Uma das formas de retenção de talentos pelas empresas diz respeito aos modelos de remuneração e de garantias que possam fidelizar o empregado, de modo a que ele possa encontrar no ambiente de trabalho segurança e realização pessoal e profissional.
Todavia, pairam, sobre essa prática, aspectos legais relevantes para que o teor do que fora contratado admita certa flexibilidade de transformação e adequação ao longo da prestação de serviços.
Desde a reforma trabalhista, pautada na valorização da autonomia da vontade, houve um alargamento da possibilidade flexibilização de condições contratuais.
E, no confronto da política de remuneração de incentivo adotada e a lei pode ocorrer a discussão em torno do direito adquirido, intangibilidade de contrato e salário, sempre tema relevante para o direito do trabalho em especial quando se trata de alteração contratual que implique redução de ganho do empregado. A legislação trabalhista e jurisprudência, pródigas no sentido de blindar direitos trabalhistas, deixam caminho muito estreito para que o empregador possa se utilizar de seu "jus variandi" quando se trata de condições salariais contratadas ou adquiridas durante a contratualidade sob as mais variadas denominações.
Deste modo, se a vantagem econômica for de natureza contratual, vincula-se ao pressuposto legal de "contraprestação pelo serviço contratado" (artigo 457, CLT) e, assim, ofende duas garantias asseguradas por lei: a proibição de alteração unilateral prejudicial ao empregado (art. 468, CLT) e redução do salário (artigo 7º, VI, CF).
Estaria aí, talvez, o aspecto relevante no momento da contratação e que vai produzir efeitos da natureza jurídica do que se pretende contratar e que poderia implicar efeitos fiscais ou trabalhistas.
As gratificações que decorram de ato de liberalidade do empregador, ou que se vinculam ao exercício de cargo, demonstram fragilidade quanto à sua permanência para o empregado, dada sua natureza efêmera e vinculada à condição principal para seu pagamento (cargo, por exemplo). Portanto, podem ser suprimidas a qualquer tempo de forma justificada: a primeira (concedida por ato de liberalidade), pela cassação do ato gerador que suprime a continuidade de pagamento.
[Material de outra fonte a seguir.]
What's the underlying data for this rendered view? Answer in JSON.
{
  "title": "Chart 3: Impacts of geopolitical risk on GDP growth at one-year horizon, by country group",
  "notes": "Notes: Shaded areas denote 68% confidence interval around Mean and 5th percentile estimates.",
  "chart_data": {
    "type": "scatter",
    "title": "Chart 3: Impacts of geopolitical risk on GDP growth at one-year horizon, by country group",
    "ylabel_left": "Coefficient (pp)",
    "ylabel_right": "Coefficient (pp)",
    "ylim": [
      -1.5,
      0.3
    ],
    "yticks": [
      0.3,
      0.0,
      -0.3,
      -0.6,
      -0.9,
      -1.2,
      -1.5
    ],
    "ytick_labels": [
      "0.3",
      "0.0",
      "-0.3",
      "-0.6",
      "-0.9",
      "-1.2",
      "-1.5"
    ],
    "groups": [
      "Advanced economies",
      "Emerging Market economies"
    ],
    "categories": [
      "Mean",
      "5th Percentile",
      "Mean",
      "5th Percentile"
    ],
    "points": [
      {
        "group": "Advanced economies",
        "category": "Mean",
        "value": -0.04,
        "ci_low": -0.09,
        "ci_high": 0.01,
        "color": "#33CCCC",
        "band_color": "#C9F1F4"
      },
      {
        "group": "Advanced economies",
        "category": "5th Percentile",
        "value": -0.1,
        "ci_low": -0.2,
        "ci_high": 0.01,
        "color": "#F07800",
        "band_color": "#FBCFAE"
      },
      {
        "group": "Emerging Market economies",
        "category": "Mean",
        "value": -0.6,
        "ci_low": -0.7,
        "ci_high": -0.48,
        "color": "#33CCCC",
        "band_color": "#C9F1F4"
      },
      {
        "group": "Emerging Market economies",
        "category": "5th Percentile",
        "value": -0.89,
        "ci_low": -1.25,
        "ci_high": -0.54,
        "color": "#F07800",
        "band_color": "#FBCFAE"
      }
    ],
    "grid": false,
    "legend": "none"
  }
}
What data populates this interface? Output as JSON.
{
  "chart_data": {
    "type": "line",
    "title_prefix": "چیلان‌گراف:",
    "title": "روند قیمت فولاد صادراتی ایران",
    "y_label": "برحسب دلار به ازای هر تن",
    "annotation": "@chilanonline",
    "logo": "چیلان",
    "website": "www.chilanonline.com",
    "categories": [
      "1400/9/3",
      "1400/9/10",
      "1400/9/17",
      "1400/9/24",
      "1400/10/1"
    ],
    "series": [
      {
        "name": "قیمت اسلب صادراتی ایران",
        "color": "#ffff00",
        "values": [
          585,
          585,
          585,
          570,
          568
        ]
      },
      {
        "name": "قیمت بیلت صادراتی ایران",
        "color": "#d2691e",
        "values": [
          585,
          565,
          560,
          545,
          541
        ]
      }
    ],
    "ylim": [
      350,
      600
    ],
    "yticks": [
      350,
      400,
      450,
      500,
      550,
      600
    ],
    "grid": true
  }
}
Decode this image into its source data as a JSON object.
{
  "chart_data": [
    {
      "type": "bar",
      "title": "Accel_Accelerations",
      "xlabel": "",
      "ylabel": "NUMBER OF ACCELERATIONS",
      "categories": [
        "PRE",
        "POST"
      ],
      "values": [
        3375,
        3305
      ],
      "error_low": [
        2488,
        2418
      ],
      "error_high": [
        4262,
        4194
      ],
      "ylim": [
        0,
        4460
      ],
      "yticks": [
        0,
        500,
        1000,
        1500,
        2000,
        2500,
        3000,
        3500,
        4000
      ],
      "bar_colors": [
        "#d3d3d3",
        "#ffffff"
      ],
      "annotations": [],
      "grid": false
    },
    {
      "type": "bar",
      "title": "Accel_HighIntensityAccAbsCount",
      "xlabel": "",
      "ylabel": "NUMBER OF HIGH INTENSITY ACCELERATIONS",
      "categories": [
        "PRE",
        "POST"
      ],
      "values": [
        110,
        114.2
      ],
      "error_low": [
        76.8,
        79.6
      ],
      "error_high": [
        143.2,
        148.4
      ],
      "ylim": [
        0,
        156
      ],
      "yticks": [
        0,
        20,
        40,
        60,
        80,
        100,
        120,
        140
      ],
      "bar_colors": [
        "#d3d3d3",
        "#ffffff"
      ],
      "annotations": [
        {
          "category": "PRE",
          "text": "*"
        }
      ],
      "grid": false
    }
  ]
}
A segunda (vinculada a cargo), por extinção do exercício do cargo ao qual se vinculava, aplicando-se de forma inconteste, o §2º, do artigo 468, da CLT, introduzido pela Lei nº 13.467/17, com a reforma trabalhista.
Quando se trata de ato de liberalidade do empregador, o tempo e a habitualidade desempenham papel relevante para o intérprete avaliar o impacto de sua supressão, considerando-se nesta vertente, quanto à prescrição, o disposto no parágrafo 2º do artigo 11 da CLT, introduzido pela reforma trabalhista que absorveu o teor da Súmula 294 do TST.
O sítio do Tribunal Superior do Trabalho publicou, em 27/2/23, notícia de que a 8ª Turma da corte restabeleceu gratificação de motorista de ambulância, contratado pelo município de Tietê, em acórdão de relatoria da ministra Delaíde Miranda (Processo: RR-12591-17.2017.5.15.0111).
O fundamento trazido pelo acórdão, em decisão unânime, reformou o quanto decidido pelo TRT/15ª Região, com dois aspectos relevantes: primeiro, que o ente público, quando contrata servidor pela CLT, se equipara a empregador privado e, segundo; a revogação de gratificação por lei municipal implicou alteração contratual lesiva do contrato. No caso, ainda se agravou a restrição da alteração produzida porque a gratificação, contratada como benefício da prestação de serviços, jamais esteve vinculada a condição especial de função que sempre fora a mesma e, neste sentido, não se aplica a supressão pela perda de cargo e, menos ainda, a de alteração de regulamento da empresa, a teor da Súmula 51, do TST.
Embora o caso em análise, por se tratar de município, não se enquadre nos modelos de contratação de talentos da iniciativa privada, evidencia-se, pelo que se vê, a importância da adequação jurídica de prática de contratação de remuneração que deverá considerar os possíveis efeitos de flexibilização dos valores variáveis e condicionados a situações claras e que permitam às partes revisão constante do pactuado com segurança jurídica.
Paulo Sergio João é advogado e professor da Pontifícia Universidade Católica de São Paulo.